1- Dale.  He was hurting just as badly as I but was stoic as ever, keeping his suffering to himself.  He gave me frequent pep talks and encouragement and, after I’d stopped to rest for the umpteenth time, reminded me that if we didn’t start to move faster, we’d be hiking all night (to which I responded, “I see a nice place right over there where I can lay down.”)  But I finally took his encouragement to heart and realized that by focusing on myself I was increasing his pain and discomfort, and that wasn’t fair.  I’ve since started to learn that when I focus on things outside of me, especially the needs of my husband, it makes it easier to forget about my own pain for a little while.

2- Wilson.  That’s what I now affectionately call the stick that I found part way up a tough hill.  It was the perfect thickness and length to be a walking stick, and it has been with me ever since.   I have since acquired a second walking stick as well.  Life is good.  (Side note: To understand the nickname, think of the volleyball that kept Tom Hanks company in Castaway.  Dramatic, I know, but it makes us laugh.)

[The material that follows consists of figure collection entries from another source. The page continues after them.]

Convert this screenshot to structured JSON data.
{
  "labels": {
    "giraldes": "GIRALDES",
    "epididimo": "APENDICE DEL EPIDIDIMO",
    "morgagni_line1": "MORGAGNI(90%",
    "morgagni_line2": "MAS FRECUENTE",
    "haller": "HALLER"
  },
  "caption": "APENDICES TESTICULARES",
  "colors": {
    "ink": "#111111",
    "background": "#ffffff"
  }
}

Wilson I and Wilson II taking a well-deserved rest break.
Wilson I and Wilson II taking a well-deserved rest break.

3-Music.  Screw listening to the wind and the birds and the delightful ringing of cowbells.  I popped my headphones in and listened to iTunes playlists most of the day, as did Dale.  This is probably cheating, and some might say that peregrinos should convene with Mother Nature at all times when on the trail, but some days it’s just about getting to the end of the hike.  Plus, there’s nothing like singing along to Journey in a pathetically small, out-of-breath voice to help power you up a hill.

4- Ponies.  Today we saw an inordinate amount of ponies.  This is definitely pony country.  It delighted us to watch these adorable little fellows munch on grass and swish their lovely tails.  They were so tame that they often walked toward the fence when they saw us, perhaps thinking that we were going to give them food. Somehow I resisted the urge to pet them!

Did I mention that they have ponies in Spain???
“Yes, thank you, I am the cutest thing you’ve ever seen.”

5-Acceptance.  Accepting the present moment is not always easy, but I’m starting to trust the whole “be in the moment” thing.  Sometimes you just gotta put one foot in front of the other and not worry about what lies behind or before you, what’s around the next bend or at the top of the hill, or how many miles there are to go.  It’s not an easy lesson to learn, but it’s the perfect exercise for life.  And the Camino is not meant to be easy; it’s meant to be transformative.